Какие красивые слова! Мне иногда нравится такой высокопарный тон. И я бы тоже проникла в подземелье к любимому, чтоб с ним умереть.
Надо учить текст. Я его плохо запоминаю. А предметы все чаще и чаще стали дразнить, они раздваиваются в моих глазах. Какой пессимизм. Ай-яй-яй! Просто нет Юрки рядом. Это потому что я без него? Никто мне не ответит на этот вопрос. Никто…
Письмо. Оно скоро придет, и хлынут в мир потоки света, и в них необыкновенные, на длинных стеблях, цветы. Опять прольется дождь, и заиграют рябые, в оспинах пузырей, лужи.
А пока уже зима. Заиндевела крыша на нашем доме и разрисованная нами с Танькой труба. И звенят, звенят тоненькие антенны…» Что-то разбилось в большой комнате.
— Петь, а? Вот я так и знала! Разве играют в футбол дома? Сколько можно говорить одно и то же.
Лилия Федоровна приносит метелку и совок, чтобы собрать осколки плафона от люстры.
— Что делать? — тихо говорит она. — К счастью, будем считать. Только где вот такой плафон достать? Кто-то звонит. Эльмира, открой.
Вошедшая Евгения Петровна искренне печалится по поводу разбитого плафона.
— А вы знаете, у вас в почтовом ящике, по-моему, письмо.
Эля скатывается с лестницы. Письмо. Она так его ждала. Задохнувшись, читает его тут же на лестнице.
— Эльмира, почему ты так торопишься уехать?
— Мам, ну что ты от меня хочешь? Мне надо скорей ехать и все. Мы с Юрой встретим Новый год, — она грустно улыбнулась и опять стала лихорадочно собирать вещи. — После Нового года сразу на зимнюю сессию, а там — дипломный спектакль.
— Эльмирочка, осталось полчаса до отхода поезда, а Петя еще не одет, — волнуется присутствующая на сборах Евгения Петровна.
Наконец все собрано. Эля кутается в норковое манто, в котором когда-то щеголяла ее мама.
— Ты что, замерзла? А вообще, ты как королева. Как тебе идет эта шубка! — залюбовалась Евгения Петровна.
— Ой, уж этому манто в обед сто лет, перед-то уж весь протерт.
— Лилечка, на Эле этого не видно. На ней оно выглядит роскошно.
Такси. Разве его поймаешь, когда оно так нужно? Времени остается совсем мало. Все нервничают.
— Боже, осталось пятнадцать минут, а мы еще стоим возле своего дома! Какой-то жлоб высовывается из притормозившего «Москвича». Он глядит на Эльмиру:
— Люблю детей, у которых хорошенькие мамы. Я тебя подвезу, сколько заплатишь?

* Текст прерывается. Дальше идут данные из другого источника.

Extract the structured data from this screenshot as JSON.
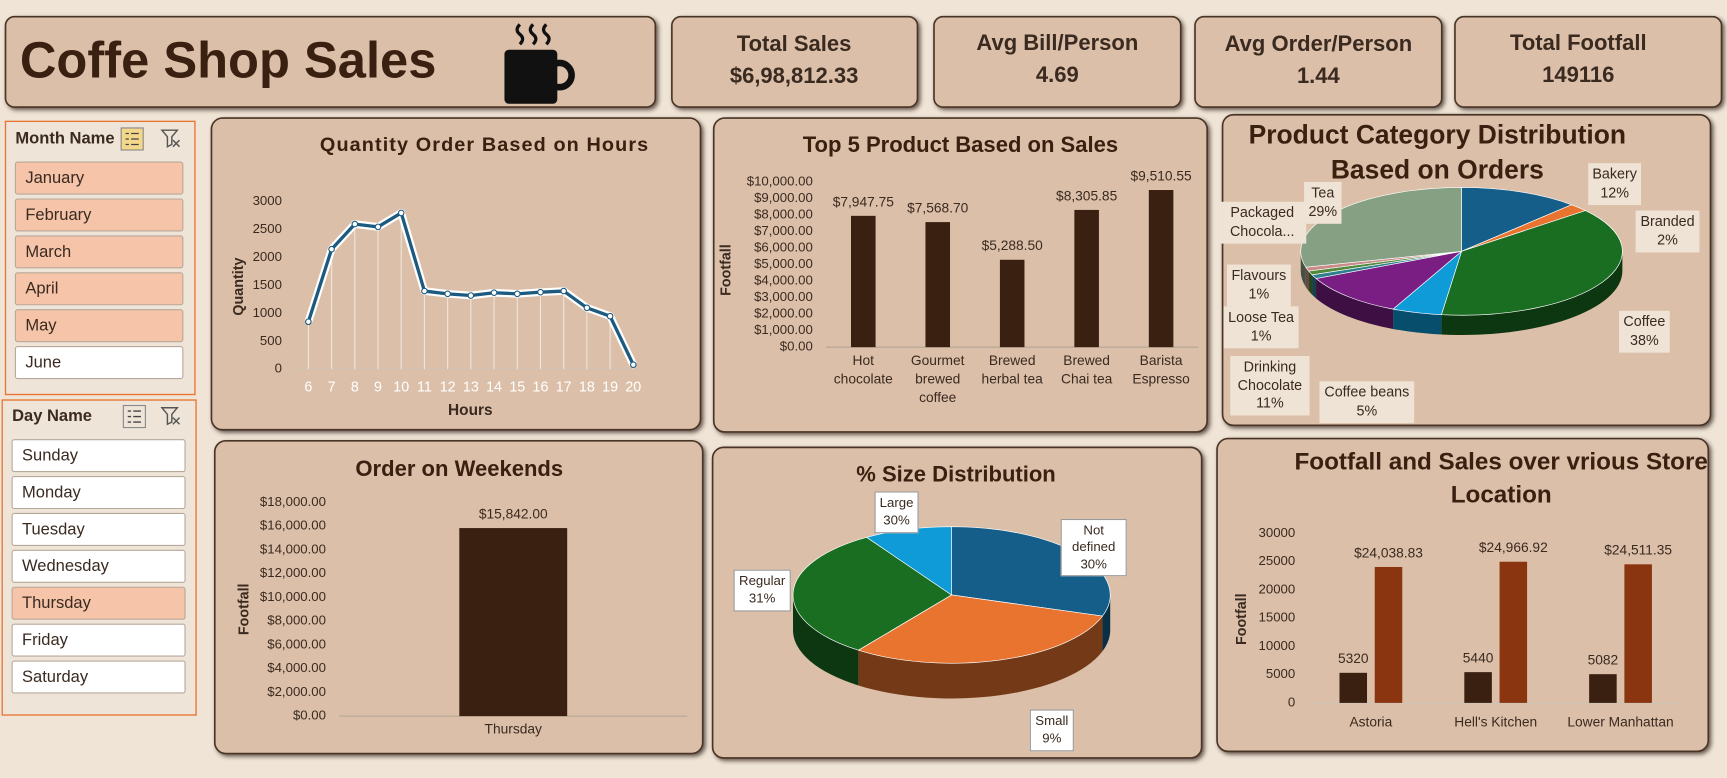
{
  "header": {
    "title": "Coffe Shop Sales"
  },
  "kpis": [
    {
      "label": "Total Sales",
      "value": "$6,98,812.33"
    },
    {
      "label": "Avg Bill/Person",
      "value": 4.69
    },
    {
      "label": "Avg Order/Person",
      "value": 1.44
    },
    {
      "label": "Total Footfall",
      "value": 149116
    }
  ],
  "slicers": [
    {
      "title": "Month Name",
      "items": [
        "January",
        "February",
        "March",
        "April",
        "May",
        "June"
      ],
      "selected": [
        true,
        true,
        true,
        true,
        true,
        false
      ]
    },
    {
      "title": "Day Name",
      "items": [
        "Sunday",
        "Monday",
        "Tuesday",
        "Wednesday",
        "Thursday",
        "Friday",
        "Saturday"
      ],
      "selected": [
        false,
        false,
        false,
        false,
        true,
        false,
        false
      ]
    }
  ],
  "chart_data": [
    {
      "type": "line",
      "title": "Quantity Order Based on Hours",
      "xlabel": "Hours",
      "ylabel": "Quantity",
      "categories": [
        "6",
        "7",
        "8",
        "9",
        "10",
        "11",
        "12",
        "13",
        "14",
        "15",
        "16",
        "17",
        "18",
        "19",
        "20"
      ],
      "values": [
        850,
        2150,
        2600,
        2550,
        2800,
        1400,
        1350,
        1320,
        1370,
        1350,
        1380,
        1400,
        1100,
        950,
        80
      ],
      "color": "#1c5a80",
      "ylim": [
        0,
        3000
      ],
      "yticks": [
        0,
        500,
        1000,
        1500,
        2000,
        2500,
        3000
      ]
    },
    {
      "type": "bar",
      "title": "Top 5 Product Based on Sales",
      "ylabel": "Footfall",
      "categories": [
        "Hot chocolate",
        "Gourmet brewed coffee",
        "Brewed herbal tea",
        "Brewed Chai tea",
        "Barista Espresso"
      ],
      "values": [
        7947.75,
        7568.7,
        5288.5,
        8305.85,
        9510.55
      ],
      "value_labels": [
        "$7,947.75",
        "$7,568.70",
        "$5,288.50",
        "$8,305.85",
        "$9,510.55"
      ],
      "color": "#3a2010",
      "ylim": [
        0,
        10000
      ],
      "yticks": [
        {
          "value": 0,
          "label": "$0.00"
        },
        {
          "value": 1000,
          "label": "$1,000.00"
        },
        {
          "value": 2000,
          "label": "$2,000.00"
        },
        {
          "value": 3000,
          "label": "$3,000.00"
        },
        {
          "value": 4000,
          "label": "$4,000.00"
        },
        {
          "value": 5000,
          "label": "$5,000.00"
        },
        {
          "value": 6000,
          "label": "$6,000.00"
        },
        {
          "value": 7000,
          "label": "$7,000.00"
        },
        {
          "value": 8000,
          "label": "$8,000.00"
        },
        {
          "value": 9000,
          "label": "$9,000.00"
        },
        {
          "value": 10000,
          "label": "$10,000.00"
        }
      ]
    },
    {
      "type": "pie",
      "title": "Product Category Distribution Based on Orders",
      "categories": [
        "Bakery",
        "Branded",
        "Coffee",
        "Coffee beans",
        "Drinking Chocolate",
        "Loose Tea",
        "Flavours",
        "Packaged Chocola...",
        "Tea"
      ],
      "values": [
        12,
        2,
        38,
        5,
        11,
        1,
        1,
        1,
        29
      ],
      "value_labels": [
        "12%",
        "2%",
        "38%",
        "5%",
        "11%",
        "1%",
        "1%",
        null,
        "29%"
      ],
      "colors": [
        "#165e8a",
        "#e87430",
        "#1a6e22",
        "#0e9bd8",
        "#7a1e84",
        "#2f7f8f",
        "#4f8a3a",
        "#c98a8a",
        "#86a084"
      ]
    },
    {
      "type": "bar",
      "title": "Order on Weekends",
      "ylabel": "Footfall",
      "categories": [
        "Thursday"
      ],
      "values": [
        15842
      ],
      "value_labels": [
        "$15,842.00"
      ],
      "color": "#3a2010",
      "ylim": [
        0,
        18000
      ],
      "yticks": [
        {
          "value": 0,
          "label": "$0.00"
        },
        {
          "value": 2000,
          "label": "$2,000.00"
        },
        {
          "value": 4000,
          "label": "$4,000.00"
        },
        {
          "value": 6000,
          "label": "$6,000.00"
        },
        {
          "value": 8000,
          "label": "$8,000.00"
        },
        {
          "value": 10000,
          "label": "$10,000.00"
        },
        {
          "value": 12000,
          "label": "$12,000.00"
        },
        {
          "value": 14000,
          "label": "$14,000.00"
        },
        {
          "value": 16000,
          "label": "$16,000.00"
        },
        {
          "value": 18000,
          "label": "$18,000.00"
        }
      ]
    },
    {
      "type": "pie",
      "title": "% Size Distribution",
      "categories": [
        "Large",
        "Not defined",
        "Regular",
        "Small"
      ],
      "values": [
        30,
        30,
        31,
        9
      ],
      "value_labels": [
        "30%",
        "30%",
        "31%",
        "9%"
      ],
      "colors": [
        "#165e8a",
        "#e87430",
        "#1a6e22",
        "#0e9bd8"
      ]
    },
    {
      "type": "grouped_bar",
      "title": "Footfall and Sales over vrious Store Location",
      "ylabel": "Footfall",
      "categories": [
        "Astoria",
        "Hell's Kitchen",
        "Lower Manhattan"
      ],
      "series": [
        {
          "color": "#3a2010",
          "values": [
            5320,
            5440,
            5082
          ]
        },
        {
          "color": "#8a3510",
          "values": [
            24038.83,
            24966.92,
            24511.35
          ],
          "value_labels": [
            "$24,038.83",
            "$24,966.92",
            "$24,511.35"
          ]
        }
      ],
      "ylim": [
        0,
        30000
      ],
      "yticks": [
        0,
        5000,
        10000,
        15000,
        20000,
        25000,
        30000
      ]
    }
  ]
}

— Да хоть сколько, только гони на вокзал. Мы опаздываем. — Эльмирочка, в поезде Петрушу от себя никуда, слышишь? — Ой, слышу, слышу. Сколько можно говорить одно и то же.
— Горшок в пакете. Не давай ему сырой воды, — Лилия Федоровна встревожена. На ступеньках вагона дочь, ведущая Петю за руку, оглядывается на мать. На большом меховом воротнике, покрывающем плечи, черные волосы. Быстрый мгновенный взгляд.
В пыльном окне вагона всплывает ее лицо. Бледное и отрешенное… А поезд стремительно набирает скорость, и сразу пустеет уфимский перрон, будто слепнет.
«Скорей бы увидеть Юру, и пусть хоть потоп после этого. Все так ничтожно по сравнению с вечностью! Все… Только единение душ и любовь в них. Скорей бы прижаться к нему. Услышать его смех, увидеть его глаза.
Стучат на стыках вагонные колеса. Петька тоже хочет скорее к отцу и в ожидании встречи с ним как-то притих и не шалит.
О чем я? А. О любви, о вечности… Болит голова. Начинается приступ этой боли, и пальцы белеют в суставах. Я, как узник, брошенный в ее жуткие казематы. Она неусыпно сторожит меня, не отходя ни на минуту от дверей. Она подглядывает за мной в глазок, не давая забыться. У нее глумливая рожа и глаза, как плевки.»
Москва. Встрепанная, издерганная. Сутолочные переходы метро. И цветочницы. Их тут великое множество. Они стоят вдоль стен. И море цветов.
«Пролететь бы в танце этот бесконечный туннель. И на шпагат. И сальто. Люди уже жмутся к стенам, освобождая мне проход. В моих руках корзина с цветами. Я — Элиза Дулитлл из «Пигмалиона». Я — простая, грубоватая цветочница, дитя улиц. Не подкидыш знатных кровей, а вся тут, безродная, какая есть. Это потом меня пообчистят, а сейчас… В моем взгляде ничего, кроме желания всучить кому-нибудь свои цветы.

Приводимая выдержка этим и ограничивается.